GERAINT THOMAS (INEOS GRENADIERS)
One part of an Ineos team containing several GC contenders, Geraint Thomas enjoyed somewhat of a renaissance last year with a third place at the Tour de France and overall victory at the Tour de Suisse. Turning 37 during the race, Thomas has proved himself time and time again as a GC racer, finishing on all three steps of the podium at the Tour de France and winning a clutch of week-long stage races too.
But at the Giro d’Italia, his record is less prestigious, blighted by first-week crashes in 2017 and 2020 which forced him to abandon the race.

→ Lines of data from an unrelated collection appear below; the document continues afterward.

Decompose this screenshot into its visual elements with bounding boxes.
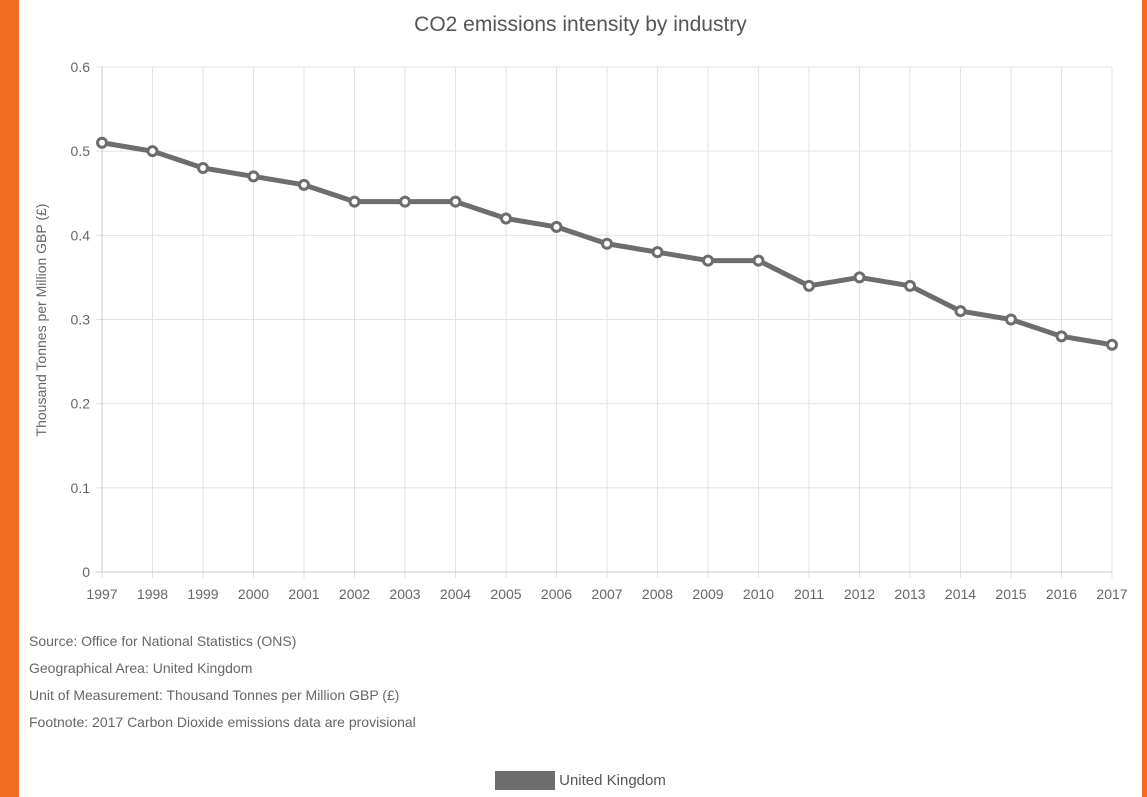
- x-tick-label: 2004: [440, 586, 471, 602]
- note-area: Geographical Area: United Kingdom: [29, 660, 253, 676]
- data-point[interactable]: [803, 279, 815, 292]
- y-tick-label: 0.4: [71, 227, 91, 243]
- x-tick-label: 2013: [894, 586, 925, 602]
- note-source: Source: Office for National Statistics (…: [29, 633, 297, 649]
- x-tick-label: 2015: [995, 586, 1026, 602]
- x-tick-label: 2016: [1046, 586, 1077, 602]
- chart-panel: CO2 emissions intensity by industry 0 0.1…: [19, 0, 1142, 797]
- x-tick-label: 2010: [743, 586, 774, 602]
- note-footnote: Footnote: 2017 Carbon Dioxide emissions …: [29, 714, 416, 730]
- x-tick-label: 2014: [945, 586, 976, 602]
- line-chart: 0 0.1 0.2 0.3 0.4 0.5 0.6 1997 1998 1999 2000 2001…: [33, 59, 1128, 602]
- data-point[interactable]: [146, 145, 159, 158]
- data-point[interactable]: [853, 271, 866, 284]
- data-point[interactable]: [247, 170, 260, 183]
- data-point[interactable]: [752, 254, 765, 267]
- y-tick-label: 0.6: [71, 59, 91, 75]
- y-tick-label: 0.2: [71, 396, 91, 412]
- x-tick-label: 2009: [692, 586, 723, 602]
- x-tick-label: 1998: [137, 586, 168, 602]
- x-tick-label: 2001: [288, 586, 319, 602]
- series-united-kingdom[interactable]: [96, 136, 1118, 351]
- note-unit: Unit of Measurement: Thousand Tonnes per…: [29, 687, 400, 703]
- data-point[interactable]: [904, 279, 916, 292]
- x-tick-label: 1997: [86, 586, 117, 602]
- data-point[interactable]: [954, 305, 967, 318]
- x-tick-label: 2003: [389, 586, 420, 602]
- data-point[interactable]: [197, 162, 209, 174]
- y-tick-label: 0.5: [71, 143, 91, 159]
- data-point[interactable]: [298, 178, 310, 191]
- x-tick-label: 2012: [844, 586, 875, 602]
- legend-swatch: [495, 771, 556, 790]
- y-axis-label: Thousand Tonnes per Million GBP (£): [33, 204, 49, 437]
- data-point[interactable]: [702, 254, 714, 267]
- data-point[interactable]: [348, 195, 361, 208]
- data-point[interactable]: [1055, 330, 1068, 343]
- x-tick-label: 2006: [541, 586, 572, 602]
- axes: [96, 67, 1112, 573]
- data-point[interactable]: [449, 195, 462, 208]
- chart-title: CO2 emissions intensity by industry: [414, 13, 747, 36]
- x-tick-label: 2011: [794, 586, 824, 602]
- data-point[interactable]: [1106, 338, 1118, 351]
- x-tick-label: 2017: [1096, 586, 1127, 602]
- y-tick-label: 0.1: [71, 480, 91, 496]
- legend[interactable]: United Kingdom: [19, 771, 1142, 790]
- legend-label-united-kingdom: United Kingdom: [559, 772, 666, 789]
- x-tick-labels: 1997 1998 1999 2000 2001 2002 2003 2004 2005 2006…: [86, 586, 1127, 602]
- x-tick-label: 2007: [591, 586, 622, 602]
- data-point[interactable]: [651, 246, 664, 259]
- data-point[interactable]: [550, 220, 563, 233]
- y-tick-labels: 0 0.1 0.2 0.3 0.4 0.5 0.6: [71, 59, 91, 580]
- data-point[interactable]: [601, 237, 613, 250]
- x-tick-label: 2000: [238, 586, 269, 602]
- grid-lines: [96, 66, 1113, 578]
- x-tick-label: 2005: [490, 586, 521, 602]
- chart-notes: Source: Office for National Statistics (…: [29, 628, 416, 736]
- x-tick-label: 2002: [339, 586, 370, 602]
- x-tick-label: 1999: [187, 586, 218, 602]
- y-tick-label: 0: [82, 564, 90, 580]
- y-tick-label: 0.3: [71, 312, 91, 328]
- data-point[interactable]: [399, 195, 411, 208]
- data-point[interactable]: [500, 212, 512, 225]
- x-tick-label: 2008: [642, 586, 673, 602]
- data-point[interactable]: [96, 136, 108, 149]
- data-point[interactable]: [1005, 313, 1017, 326]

The Welshman’s potential role in this year’s race is somewhat of an unknown following a difficult start to the season disrupted by illness. He hasn’t recorded any notable results but seemed to find some form at the Tour of the Alps and, with such a difficult third week ahead, still has time to fine tune it further.
There are several other contenders dotted throughout the rest of the field, most likely targeting the upper echelons of the GC or stages as well as the pink jersey itself. Thibaut Pinot will be on the start line, racing his self-proclaimed favourite Grand Tour in the last season of his career, bringing all his climbing prowess, romance, tragedy and Pinot-isms with him. Meanwhile, at EF Education-Easy Post, Rigoberto Uran and Hugh Carthy will form a two-pronged attack, heading up a team containing 22-year-old Ben Healy whose impressive Ardennes campaign marks him as one to watch.Giulio Ciccone was expected to carry Italian hopes but won't take his place on the start line following a positive Covid-19 test after Liège-Bastogne-Liège. It will fall completely to Damiano Caruso, who finished second overall in 2021, to fly the Italian flag. His Bahrain-Victorious teammates, Jack Haig and Gino Mäder, will also be hunting for a high finish on the general classification.